Role of cell surface HSPGs in monocyte adhesion to Cyr61.

(A) Isolated monocytes (open bars) or 1064SK fibroblasts (closed bars) were preincubated with the indicated concentrations of heparin for 30 minutes at 37°C and added to wells coated with 10 μg/mL Cyr61. Cell adhesion proceeded for 20 minutes at 37°C. Adherent monocytes were quantified by measuring A₄₅₀ in the acid phosphatase assay.
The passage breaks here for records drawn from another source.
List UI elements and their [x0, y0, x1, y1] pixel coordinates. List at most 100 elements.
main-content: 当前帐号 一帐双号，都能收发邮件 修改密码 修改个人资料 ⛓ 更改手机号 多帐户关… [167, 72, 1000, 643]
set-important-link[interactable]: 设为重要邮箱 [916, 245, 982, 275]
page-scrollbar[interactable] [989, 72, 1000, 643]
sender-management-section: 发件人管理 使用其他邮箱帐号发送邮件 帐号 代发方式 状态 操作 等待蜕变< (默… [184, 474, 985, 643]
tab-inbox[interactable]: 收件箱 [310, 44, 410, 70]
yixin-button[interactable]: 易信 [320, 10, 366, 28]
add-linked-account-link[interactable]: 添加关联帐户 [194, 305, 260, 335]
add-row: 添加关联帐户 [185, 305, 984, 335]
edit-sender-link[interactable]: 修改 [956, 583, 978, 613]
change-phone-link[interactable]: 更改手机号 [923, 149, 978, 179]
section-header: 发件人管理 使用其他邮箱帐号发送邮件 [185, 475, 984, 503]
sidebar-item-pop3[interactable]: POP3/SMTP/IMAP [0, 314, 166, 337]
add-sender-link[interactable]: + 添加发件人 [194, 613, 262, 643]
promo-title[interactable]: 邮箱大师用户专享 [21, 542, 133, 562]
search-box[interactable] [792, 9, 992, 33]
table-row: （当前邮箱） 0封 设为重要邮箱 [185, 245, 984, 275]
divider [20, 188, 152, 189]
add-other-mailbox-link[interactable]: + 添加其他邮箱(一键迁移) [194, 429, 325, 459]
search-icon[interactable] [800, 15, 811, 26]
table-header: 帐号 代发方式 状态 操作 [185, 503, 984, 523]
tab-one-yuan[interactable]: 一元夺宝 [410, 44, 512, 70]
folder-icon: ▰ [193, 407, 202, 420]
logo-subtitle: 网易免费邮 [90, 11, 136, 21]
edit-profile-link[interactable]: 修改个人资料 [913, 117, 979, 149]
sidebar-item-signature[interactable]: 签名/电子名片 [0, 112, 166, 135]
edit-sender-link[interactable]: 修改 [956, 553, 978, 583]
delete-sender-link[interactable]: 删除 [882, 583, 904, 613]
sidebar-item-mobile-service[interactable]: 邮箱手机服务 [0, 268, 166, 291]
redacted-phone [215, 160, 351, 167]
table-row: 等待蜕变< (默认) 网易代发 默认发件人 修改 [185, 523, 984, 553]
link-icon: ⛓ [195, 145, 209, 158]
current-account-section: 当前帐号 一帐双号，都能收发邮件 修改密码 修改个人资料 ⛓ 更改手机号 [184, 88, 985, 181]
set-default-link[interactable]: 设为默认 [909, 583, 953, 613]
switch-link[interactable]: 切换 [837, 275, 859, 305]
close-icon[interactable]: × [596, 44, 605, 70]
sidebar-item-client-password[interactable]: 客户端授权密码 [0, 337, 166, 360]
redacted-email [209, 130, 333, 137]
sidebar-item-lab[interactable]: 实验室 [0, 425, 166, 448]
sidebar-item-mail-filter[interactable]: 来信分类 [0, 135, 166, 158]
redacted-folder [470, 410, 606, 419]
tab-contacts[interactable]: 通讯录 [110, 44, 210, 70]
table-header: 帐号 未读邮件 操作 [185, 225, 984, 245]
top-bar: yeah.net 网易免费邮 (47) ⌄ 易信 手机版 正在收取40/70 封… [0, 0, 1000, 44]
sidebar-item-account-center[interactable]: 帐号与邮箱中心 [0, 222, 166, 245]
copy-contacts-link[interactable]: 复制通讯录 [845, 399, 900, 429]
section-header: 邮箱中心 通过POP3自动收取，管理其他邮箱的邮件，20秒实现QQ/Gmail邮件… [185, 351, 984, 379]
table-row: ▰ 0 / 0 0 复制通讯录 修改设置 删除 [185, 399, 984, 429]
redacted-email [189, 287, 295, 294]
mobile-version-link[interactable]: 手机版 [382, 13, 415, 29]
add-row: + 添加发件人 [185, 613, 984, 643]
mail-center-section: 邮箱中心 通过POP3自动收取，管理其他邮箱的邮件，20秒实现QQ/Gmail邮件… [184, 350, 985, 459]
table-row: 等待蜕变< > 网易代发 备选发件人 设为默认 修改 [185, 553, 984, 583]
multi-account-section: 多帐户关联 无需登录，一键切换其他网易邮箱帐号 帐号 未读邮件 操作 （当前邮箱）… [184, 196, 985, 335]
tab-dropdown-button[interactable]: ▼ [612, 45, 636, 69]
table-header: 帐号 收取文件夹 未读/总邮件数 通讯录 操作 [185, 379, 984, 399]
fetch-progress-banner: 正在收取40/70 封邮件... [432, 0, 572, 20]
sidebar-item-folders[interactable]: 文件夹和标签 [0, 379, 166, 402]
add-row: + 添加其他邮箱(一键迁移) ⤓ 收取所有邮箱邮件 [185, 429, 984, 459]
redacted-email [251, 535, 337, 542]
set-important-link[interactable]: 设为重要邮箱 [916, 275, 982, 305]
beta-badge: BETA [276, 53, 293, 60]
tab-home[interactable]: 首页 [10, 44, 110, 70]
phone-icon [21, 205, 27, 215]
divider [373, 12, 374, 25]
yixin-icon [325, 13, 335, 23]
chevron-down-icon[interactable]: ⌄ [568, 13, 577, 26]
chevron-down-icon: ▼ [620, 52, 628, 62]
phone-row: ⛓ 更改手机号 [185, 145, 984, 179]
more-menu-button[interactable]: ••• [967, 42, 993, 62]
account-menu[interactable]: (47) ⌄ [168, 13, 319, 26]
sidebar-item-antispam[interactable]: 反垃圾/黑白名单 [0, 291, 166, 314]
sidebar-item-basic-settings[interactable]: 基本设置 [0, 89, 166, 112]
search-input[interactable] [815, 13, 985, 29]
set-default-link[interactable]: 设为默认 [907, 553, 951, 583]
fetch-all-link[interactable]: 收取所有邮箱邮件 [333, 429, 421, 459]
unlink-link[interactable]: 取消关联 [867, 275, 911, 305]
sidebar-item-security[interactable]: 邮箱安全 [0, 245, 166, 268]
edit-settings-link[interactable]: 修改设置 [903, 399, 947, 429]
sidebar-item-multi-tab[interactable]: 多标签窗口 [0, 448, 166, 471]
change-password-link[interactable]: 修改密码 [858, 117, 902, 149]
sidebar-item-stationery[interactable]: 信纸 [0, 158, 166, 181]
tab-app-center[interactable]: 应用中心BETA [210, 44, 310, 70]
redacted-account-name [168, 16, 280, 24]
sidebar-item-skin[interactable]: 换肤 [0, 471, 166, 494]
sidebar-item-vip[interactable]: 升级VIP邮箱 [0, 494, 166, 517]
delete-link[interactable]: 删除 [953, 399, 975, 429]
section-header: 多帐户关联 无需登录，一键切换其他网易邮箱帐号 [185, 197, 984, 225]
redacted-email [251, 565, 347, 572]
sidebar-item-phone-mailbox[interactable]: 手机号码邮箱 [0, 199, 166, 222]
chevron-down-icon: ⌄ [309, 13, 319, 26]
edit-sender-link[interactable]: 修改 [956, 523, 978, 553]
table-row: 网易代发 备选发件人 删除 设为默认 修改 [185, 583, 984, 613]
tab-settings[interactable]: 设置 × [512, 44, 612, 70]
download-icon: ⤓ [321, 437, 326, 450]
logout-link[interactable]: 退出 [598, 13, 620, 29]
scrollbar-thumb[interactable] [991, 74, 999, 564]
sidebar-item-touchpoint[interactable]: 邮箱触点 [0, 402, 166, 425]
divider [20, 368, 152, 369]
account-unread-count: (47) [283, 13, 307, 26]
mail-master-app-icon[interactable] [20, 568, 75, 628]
Adherent fibroblasts were fixed, stained with 1% methylene blue, and the extracted dye was quantified by measuring A₆₅₀. (B) Cells were pretreated with or without 2 U/mL heparinase I for 30 minutes at 37°C and allowed to adhere to Cyr61-coated wells for 20 minutes at 37°C. (C) Amino acid sequence of wild-type Cyr61 (Cyr61-WT) at residues 278-314 with the 2 heparin-binding motifs underlined. The Cyr61 mutant protein (Cyr61-DM) contains mutations in both motifs where basic residues were substituted with alanine as shown by the bold letters. ADP-activated monocytes were allowed to adhere to microtiter wells coated with the indicated concentrations of Cyr61-WT or Cyr61-DM. Data shown are means of triplicate determinations and error bars represent SEs. Figures are representative of 3 experiments.